Alquran yang turun pada malam lailatul qadar diartikan bahwa pada malam itu Allah Swt. mengatur dan menetapkan khithah dan strategi bagi nabi-Nya, Muhammad Saw., guna mengajak manusia kepada agama yang benar yang pada akhirnya akan menetapkan perjalanan sejarah umat manusia, baik sebagai individu maupun kelompok (Fathoni, NU Online, 07/06/2018).
Sementara itu, Achmad Chodjim dalam bukunya Hidup Penuh Makna (Serambi, 2013) juga menjelaskan, mayoritas ulama tafsir meyakini bahwa Alquran diturunkan kepada Nabi Muhammad Saw. pada bulan Ramadan. Sebagaimana telah dijabarkan dalam kitab suci Alquran, “Alquran diturunkan pada bulan Ramadan, sebagai petunjuk bagi manusia dan tanda-tanda yang jelas tentang petunjuk dan Alfurqan.”
Dalam buku tersebut, Achmad Chodjim juga menguraikan betapa agungnya Alquran sehingga ia hanya layak turun pada orang yang aktif melakukan kontemplasi, atau perenungan secara mendalam, disertai dengan keprihatinan yang tinggi akan nasib umat manusia.
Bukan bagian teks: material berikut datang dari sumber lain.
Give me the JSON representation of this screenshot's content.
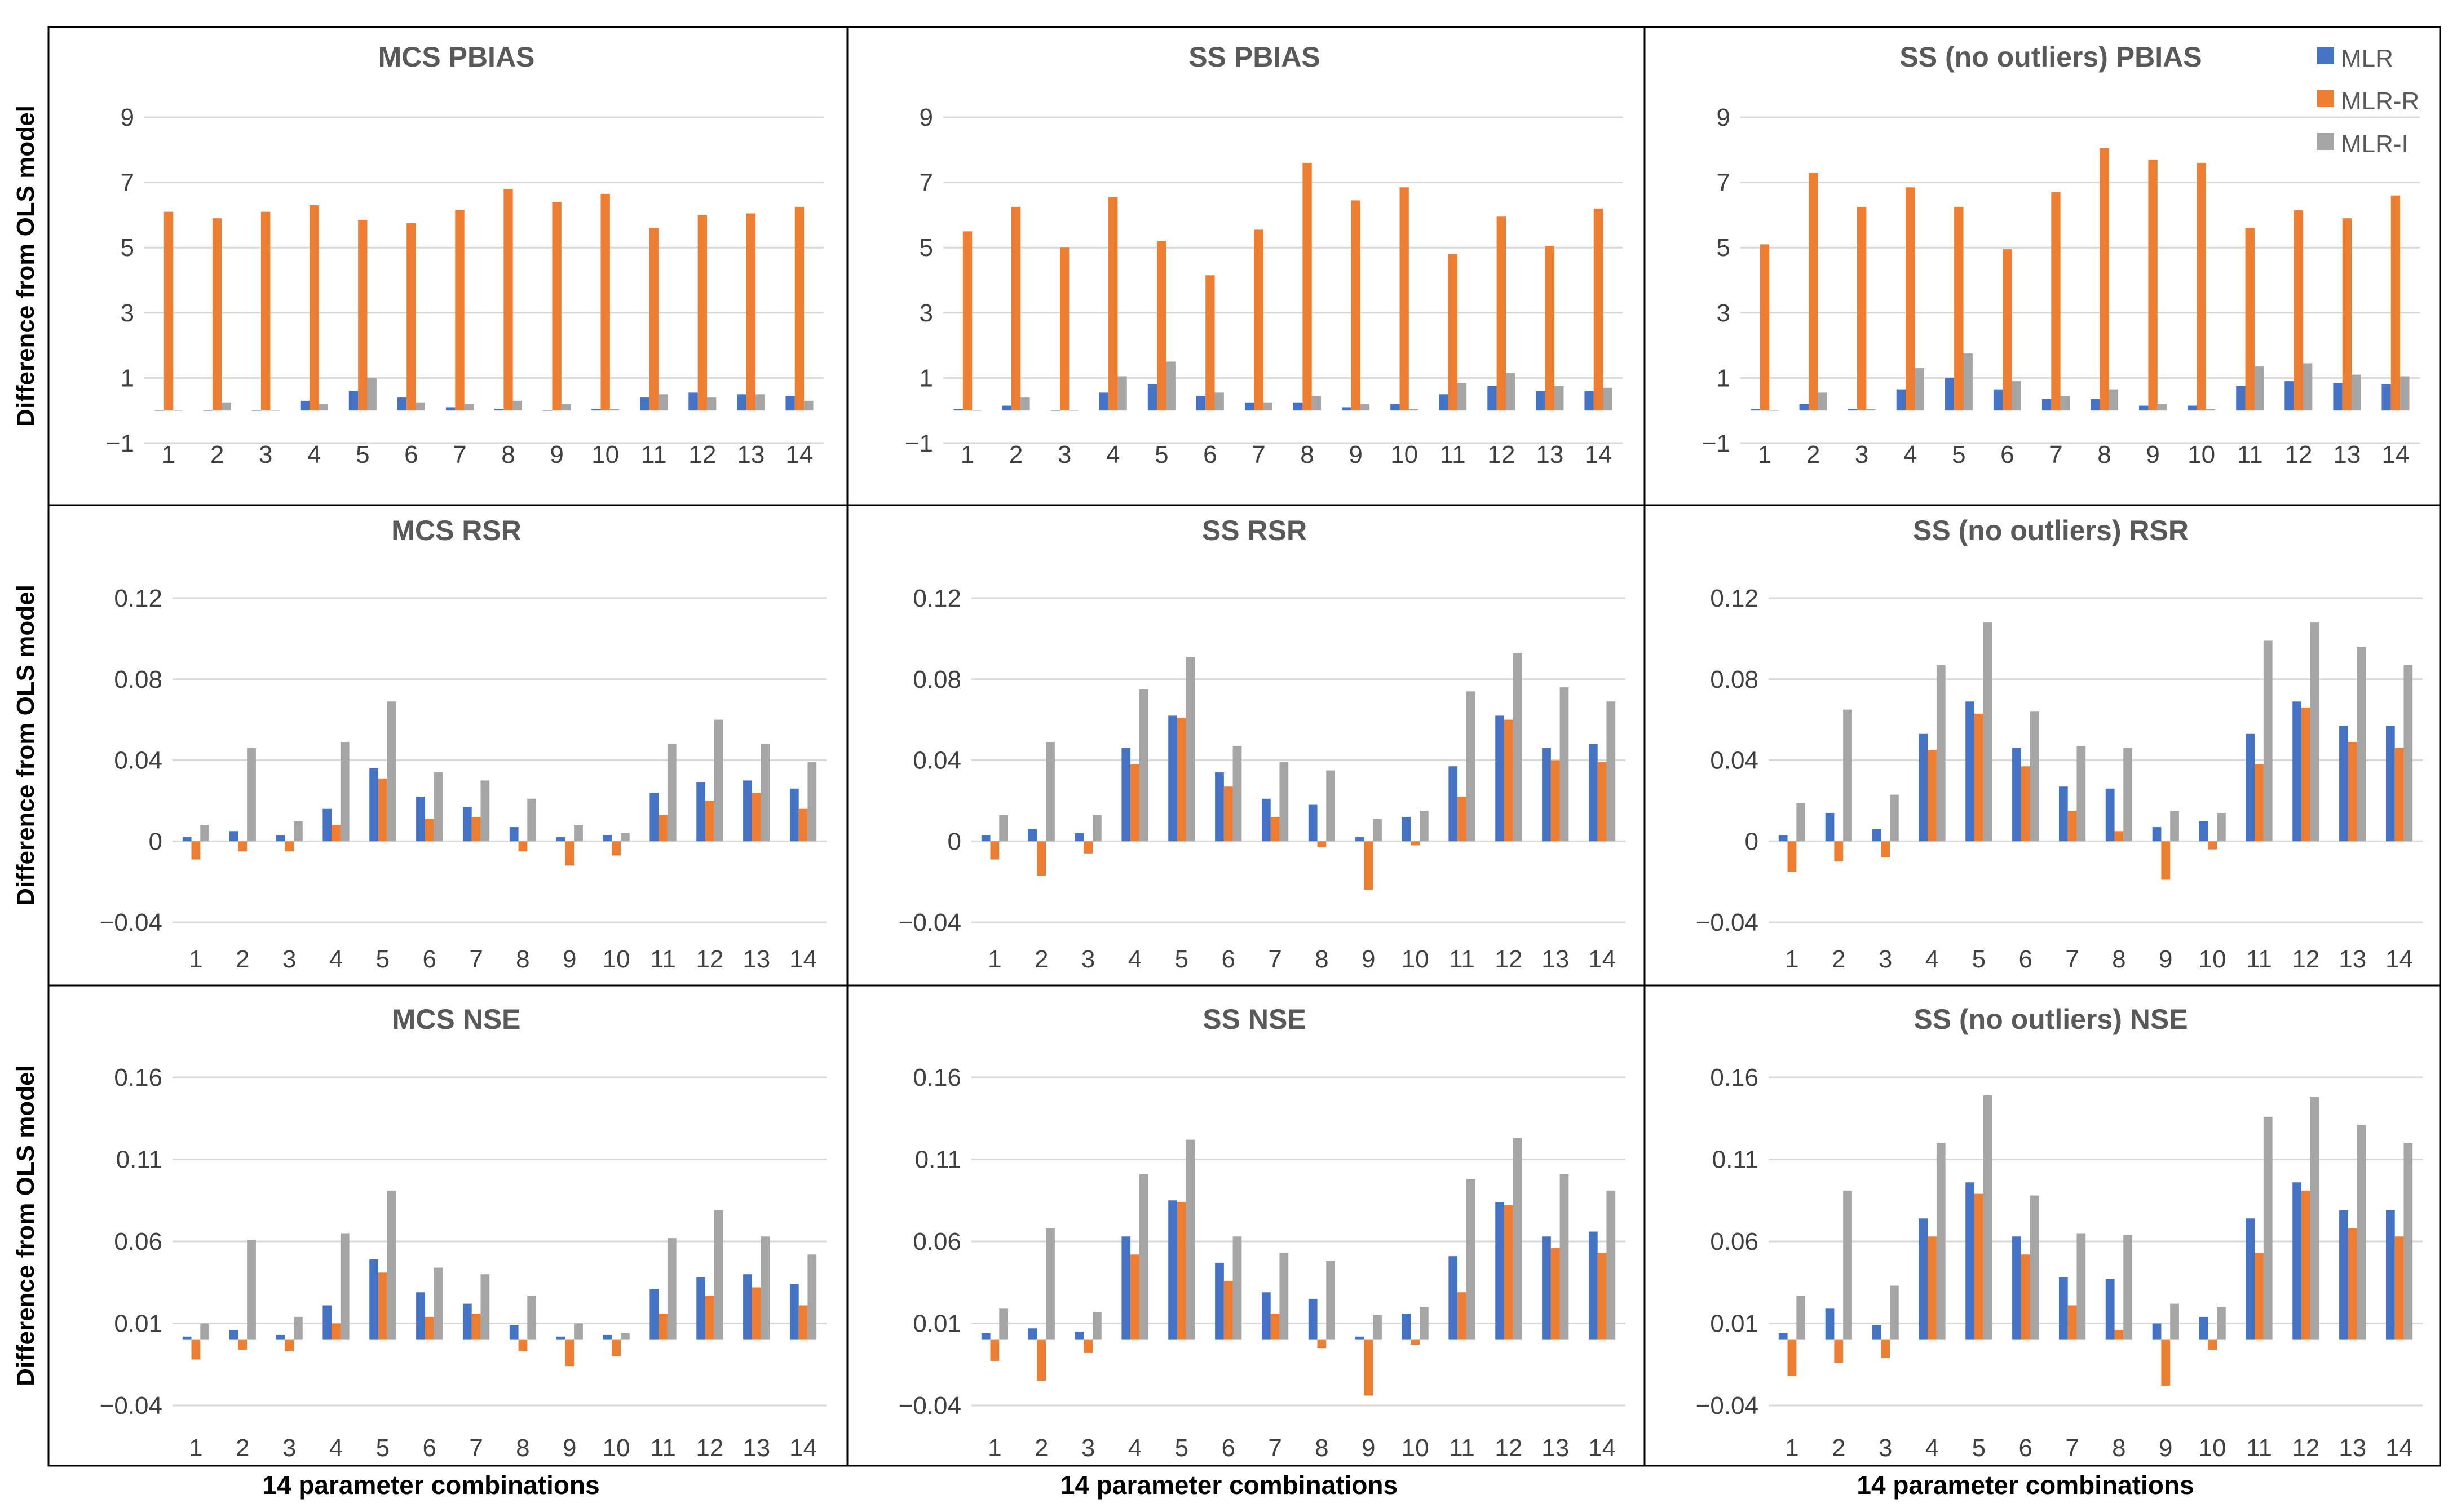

Maka tak heran bila orang-orang tua zaman dulu dengan begitu arifnya berusaha mendidik putra-putrinya untuk melakukan ‘tadarus’, belajar bersama-sama untuk mencermati kandungan kitab suci Alquran. Inilah yang menjadi alasan, mengapa dari dulu hingga saat ini, umat Islam lebih memprioritaskan tadarus selama bulan Ramadan.
Kapan Turunnya Lailatul Qadar?
Lailatul Qadar memang turun pada bulan suci Ramadan. Setiap umat Islam tentu mengharapkan bisa bersua malam diturunkannya kitab suci Alquran tersebut. Salah satu alasannya, karena umat Islam yang berdoa pada malam lailatul qadar, maka permohonan doanya akan dikabulkan oleh Allah Swt. Namun, tentang kapan waktu turunnya, tidak ada yang dapat memastikannya. Apakah turun pada awal Ramadan, pertengahan Ramadan, atau di malam-malam menjelang berakhirnya Ramadan? Yang jelas, para ulama berbeda pendapat tentang pada hari ke berapa turunnya lailatul qadar. Perbedaan tersebut tentu bukan untuk diperdebatkan. Tapi justru menjadi semacam keberkahan tersendiri bagi kita, karena kita bisa mempersiapkan diri untuk menyambut datangnya lailatul qadar.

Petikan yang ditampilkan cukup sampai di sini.